LAHR. Vor allem Schüler
der Mittel-und Oberstufe nutzten am Mittwoch- abend im Scheffel-Gymnasium
die Möglichkeit, sich über die Fragen "Wer macht Politik? Was macht
die Politik?" zu informieren. Im Rahmen der 200-Jahr-Feiern war es den
Veranstaltern gelungen, bis auf den erkrankten Peter Weiß (MdB) alle
Landtags- und Bundestagsabgeordneten des Wahlkreises an einen Tisch zu
bekommen.
Geleitet wurde die Diskussion
von Wolfgang Schwab, Lehrer für Französisch, Geschichte und Politik, der
mit der Frage nach dem Frauenanteil in der Politik die reine Männerriege
auf dem Podium zu ersten Stellungnahmen einlud.

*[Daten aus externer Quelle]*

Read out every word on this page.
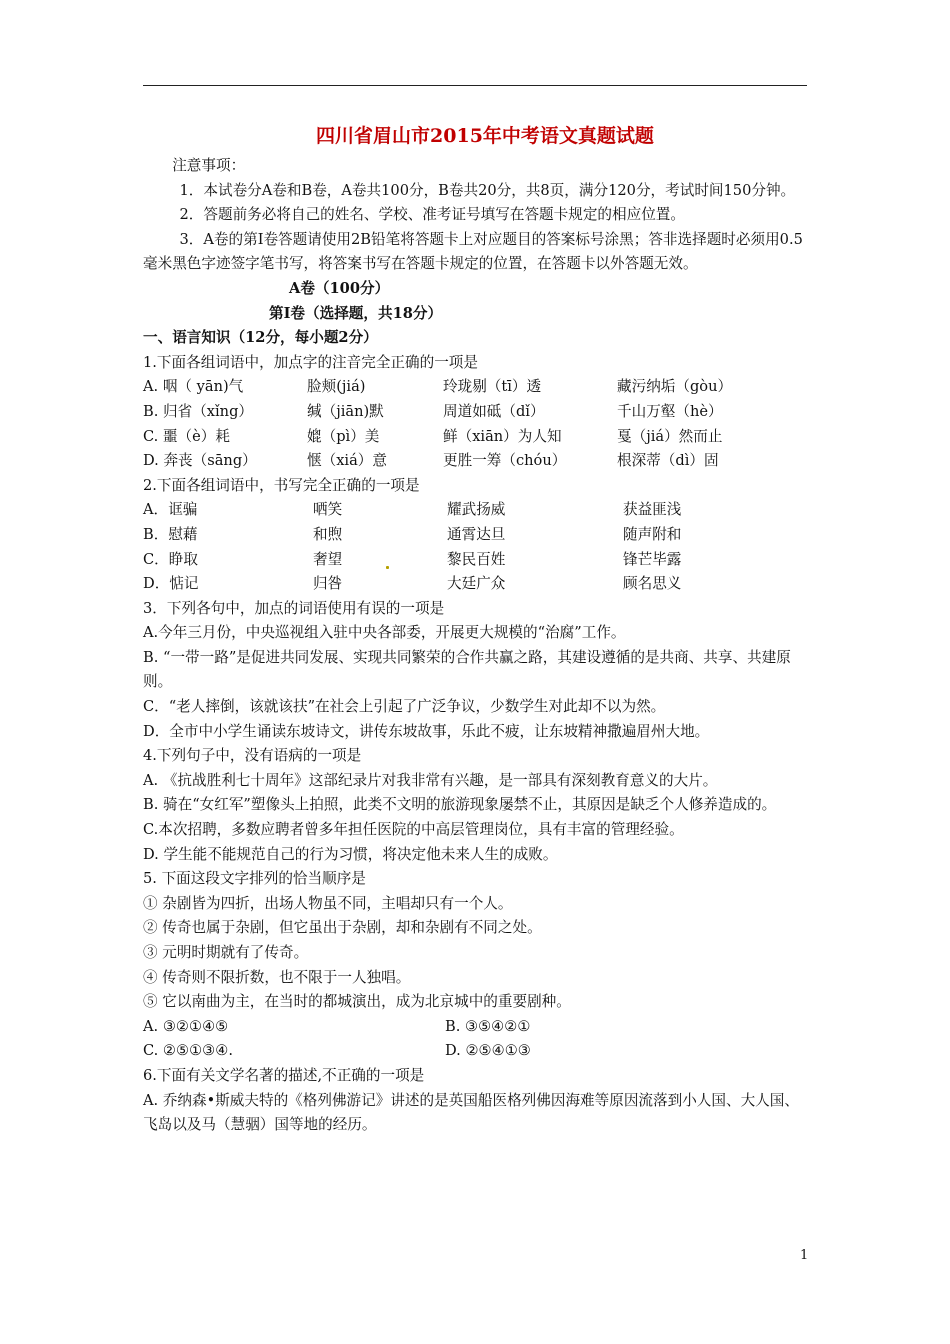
四川省眉山市2015年中考语文真题试题

注意事项：

1．本试卷分A卷和B卷，A卷共100分，B卷共20分，共8页，满分120分，考试时间150分钟。

2．答题前务必将自己的姓名、学校、准考证号填写在答题卡规定的相应位置。

3．A卷的第Ⅰ卷答题请使用2B铅笔将答题卡上对应题目的答案标号涂黑；答非选择题时必须用0.5毫米黑色字迹签字笔书写，将答案书写在答题卡规定的位置，在答题卡以外答题无效。

A卷（100分）

第Ⅰ卷（选择题，共18分）

一、语言知识（12分，每小题2分）

1.下面各组词语中，加点字的注音完全正确的一项是

A. 咽（ yān)气	脸颊(jiá)	玲珑剔（tī）透	藏污纳垢（gòu）
B. 归省（xǐng）	缄（jiān)默	周道如砥（dǐ）	千山万壑（hè）
C. 噩（è）耗	媲（pì）美	鲜（xiān）为人知	戛（jiá）然而止
D. 奔丧（sāng）	惬（xiá）意	更胜一筹（chóu）	根深蒂（dì）固

2.下面各组词语中，书写完全正确的一项是

A．诓骗	哂笑	耀武扬威	获益匪浅
B．慰藉	和煦	通霄达旦	随声附和
C．睁取	奢望	黎民百姓	锋芒毕露
D．惦记	归咎	大廷广众	顾名思义

3．下列各句中，加点的词语使用有误的一项是

A.今年三月份，中央巡视组入驻中央各部委，开展更大规模的“治腐”工作。

B. “一带一路”是促进共同发展、实现共同繁荣的合作共赢之路，其建设遵循的是共商、共享、共建原则。

C．“老人摔倒，该就该扶”在社会上引起了广泛争议，少数学生对此却不以为然。

D．全市中小学生诵读东坡诗文，讲传东坡故事，乐此不疲，让东坡精神撒遍眉州大地。

4.下列句子中，没有语病的一项是

A. 《抗战胜利七十周年》这部纪录片对我非常有兴趣，是一部具有深刻教育意义的大片。

B. 骑在“女红军”塑像头上拍照，此类不文明的旅游现象屡禁不止，其原因是缺乏个人修养造成的。

C.本次招聘，多数应聘者曾多年担任医院的中高层管理岗位，具有丰富的管理经验。

D. 学生能不能规范自己的行为习惯，将决定他未来人生的成败。

5. 下面这段文字排列的恰当顺序是

① 杂剧皆为四折，出场人物虽不同，主唱却只有一个人。

② 传奇也属于杂剧，但它虽出于杂剧，却和杂剧有不同之处。

③ 元明时期就有了传奇。

④ 传奇则不限折数，也不限于一人独唱。

⑤ 它以南曲为主，在当时的都城演出，成为北京城中的重要剧种。

A. ③②①④⑤	B. ③⑤④②①
C. ②⑤①③④.	D. ②⑤④①③

6.下面有关文学名著的描述,不正确的一项是

A. 乔纳森•斯威夫特的《格列佛游记》讲述的是英国船医格列佛因海难等原因流落到小人国、大人国、飞岛以及马（慧骃）国等地的经历。

1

Alexander Bonde, Mitglied
der Bundestagsfraktion der Grünen, Peter Dreßen, MdB der SPD, Helmut Rau,
CDU-Landtagsabgeordneter und Staatssekretär im Kultusministerium, und
Walter Caroli, der als Landtagsabgeordneter und Stadtrat für die SPD auf
dem Podium saß, bezogen jeweils deutlich Position für ihre Parteien und
deren Politik, doch zu einer echten Diskussion, bei der die verschiedenen
Standpunkte sich in einem Streitgespräch hätten bewähren müssen, kam es
bei keinem der Diskussionspunkte.
Aufmerksam zuhören mussten die
Jugendlichen im Publikum, denn das Bekenntnis der SPD-Vertreter zur
Frauenquote und die Ablehnung Raus zu diesem Regelungsinstrument oder später
die feinen Unterschiede zwischen Direktmandat und der Wahl über eine
Parteiliste setzten doch einige Vorkenntnisse voraus. Deutlich nach
"Lehrplan" klang die Frage, wie Helmut Rau, der als Abgeordneter
und Staatssekretär Vertreter der Legislative der Exekutive zugleich ist,
mit diesem Umstand umgehe. Rau sah darin eher eine nützliche Verbindung als
einen Konflikt.
Die Frage nach dem Alltag der
Berufspolitiker, nach dem Spagat zwischen Wahlkreis und der Präsenz im
Bundes-oder Landesparlament konnten die Politiker konkreter beantworten. Von
der großen Arbeitsbelastung erzählten sie, aber auch vom Spaß, den sie am
politischen Gestalten haben. Nach über einer Stunde waren dann Fragen aus
dem Publikum zugelassen. Nachdem zunächst von Eltern- und Lehrerseite
Nachfragen nach Frauen- und Bildungspolitik gestellt wurden, trauten sich
auch die Schüler aus der Reserve. Fragen nach der Zuwanderungspolitik, nach
den Ursachen für den Erfolg radikaler Parteien bei den letzten Wahlen oder
nach den politischen Konzepten im Kampf gegen die Arbeitslosigkeit zeigten
das breite Interessenspektrum der Jugendlichen.
Bei der Frage, wie man Jugendliche für
Politik interessieren könne, verwiesen alle Redner auf die
Jugendorganisationen der Parteien, die "besser sind als ihr Ruf"
(Bonde). Helmut Rau forderte mehr eigenes Engagement der Jugendlichen ein,
gab allerdings zu, dass "politische Debatten für Neueinsteiger nicht
der Knaller" seien. An die Adresse der eigenen Politiker-Zunft
gerichtet sagte er: "Uns muss man in die Pflicht nehmen, ihnen als vernünftige
Gesprächspartner zur Verfügung zu stehen". Dafür, so Schulleiter
Fritz Godenschwege zum Schluss, soll auch im nächsten Jahr wieder bei einer
politischen Diskussion im Scheffel Gelegenheit sein.